Why Private-Label Sales Are Exploding
The timing of this overhaul is not accidental. Private-label sales in the United States reached $330 billion in 2025, accounting for roughly a quarter of the entire consumer packaged goods market, according to research firm Circana.
Store brands are growing nearly three times faster than national brands.
The Private Label Manufacturers Association has documented a structural shift in how American consumers think about store brands, from a fallback option to a deliberate choice made by shoppers who have tried the products and decided they do not need to pay more for the name on the label.
Multiple forces are driving this. Financially stretched consumers have been choosing store brands out of necessity, but they are staying with them out of preference.
Trust in the quality of private label products has risen steadily. And younger shoppers, particularly Gen Z, are coming of age with store brands as a default rather than a fallback, Numerator’s research projects that Gen Z will become the most loyal private label shoppers in the country by 2026.
Equally significant is the movement in the other direction, higher-income households are now showing up at Walmart in meaningful numbers.
Shoppers with household incomes above six figures have become a major market for the retailer, which means Great Value’s audience has changed.
A brand that was once primarily competing for budget-constrained consumers now needs to hold the attention of customers who have the option to buy the national brand but are choosing not to. That requires a different kind of package.
Who Is Walmart Competing With?
The competitive environment for private label has changed dramatically. Aldi, the fastest-growing grocery chain in the United States, runs its operation on an almost entirely store-brand model, and its success has demonstrated that consumers will choose a well-made store brand over a national brand even without a major price gap.
Costco’s Kirkland Signature has built one of the most trusted labels in American retail.
Amazon launched its own private grocery label in October 2025, adding a direct competitor with deep logistical infrastructure and an enormous customer base.
The upscale end of the market has also applied pressure in ways that might seem distant from a $1.50 box of Great Value cereal but are not. Direct-to-consumer food brands like Brightland, Fishwife and Fly by Jing built loyal followings largely on the strength of their packaging, proof that design can drive purchase decisions in grocery aisles the same way it does in higher-end retail categories.

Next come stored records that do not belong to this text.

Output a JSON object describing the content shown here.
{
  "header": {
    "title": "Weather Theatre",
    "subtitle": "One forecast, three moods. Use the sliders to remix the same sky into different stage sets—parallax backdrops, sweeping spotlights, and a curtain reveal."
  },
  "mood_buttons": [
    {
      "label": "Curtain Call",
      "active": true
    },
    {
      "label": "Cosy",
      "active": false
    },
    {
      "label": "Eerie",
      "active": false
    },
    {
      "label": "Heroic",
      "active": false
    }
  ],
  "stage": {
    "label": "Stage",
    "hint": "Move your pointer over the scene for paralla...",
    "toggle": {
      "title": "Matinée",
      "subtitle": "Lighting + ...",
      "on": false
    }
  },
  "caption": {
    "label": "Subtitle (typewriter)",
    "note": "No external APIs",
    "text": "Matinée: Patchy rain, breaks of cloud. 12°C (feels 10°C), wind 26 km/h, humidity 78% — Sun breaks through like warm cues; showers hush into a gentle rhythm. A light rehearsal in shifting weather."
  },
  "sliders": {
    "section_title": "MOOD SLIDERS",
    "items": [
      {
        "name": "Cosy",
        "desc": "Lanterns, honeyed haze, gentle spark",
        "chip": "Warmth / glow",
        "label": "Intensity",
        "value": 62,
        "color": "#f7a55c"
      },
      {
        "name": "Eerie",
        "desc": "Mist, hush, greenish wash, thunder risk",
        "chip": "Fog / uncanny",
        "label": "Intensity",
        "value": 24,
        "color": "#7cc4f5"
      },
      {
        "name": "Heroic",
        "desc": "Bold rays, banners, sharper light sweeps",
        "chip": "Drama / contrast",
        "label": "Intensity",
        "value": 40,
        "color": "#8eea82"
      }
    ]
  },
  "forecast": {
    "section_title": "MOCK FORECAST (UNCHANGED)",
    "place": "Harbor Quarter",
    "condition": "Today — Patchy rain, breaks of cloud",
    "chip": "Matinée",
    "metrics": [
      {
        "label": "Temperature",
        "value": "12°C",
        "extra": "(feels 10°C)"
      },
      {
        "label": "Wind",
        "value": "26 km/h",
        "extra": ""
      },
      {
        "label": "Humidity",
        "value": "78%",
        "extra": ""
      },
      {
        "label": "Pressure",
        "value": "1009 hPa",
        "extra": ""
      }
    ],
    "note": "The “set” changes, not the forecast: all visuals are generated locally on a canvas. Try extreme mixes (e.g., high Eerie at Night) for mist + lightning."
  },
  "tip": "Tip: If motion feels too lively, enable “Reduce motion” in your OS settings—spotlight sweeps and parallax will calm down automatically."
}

Walmart has taken note. The Great Value redesign borrows from that playbook: bolder graphics, cleaner systems, packaging that communicates confidence rather than just cost.
What Will Stay The Same?
Scott Morris, Walmart’s Senior Vice President of Private Brands, was direct in his statement about what the redesign does not touch.
“Great Value has earned customers’ trust over decades, and while the brand is getting a fresh, modern look, what’s inside isn’t changing. Customers will continue to find the same trusted products at the same Every Day Low Prices they rely on.” The formulas are unchanged. The prices are unchanged. The only thing moving is the box.
Walmart also tied the redesign to a broader quality commitment. The company announced last fall that it intends to remove synthetic dyes from all of its food private brands by January 2027.
The new design system will incorporate reduced packaging where possible as part of Walmart’s sustainability goals.
A standardized approach to nutrition labeling across all Great Value food products means that the redesign is also, in a practical sense, a health information initiative, making it easier for shoppers to read and compare what they are buying.
The rollout will be visible on shelves starting in May 2026, though the full transition across nearly 10,000 items will take the better part of two years to complete.
By the end of that process, every Great Value product, from the jalapeño kettle chips to the laundry detergent to the buttermilk pancake mix, will carry the same visual identity.
For the largest private brand in American food retail, it is the first time that has ever been true.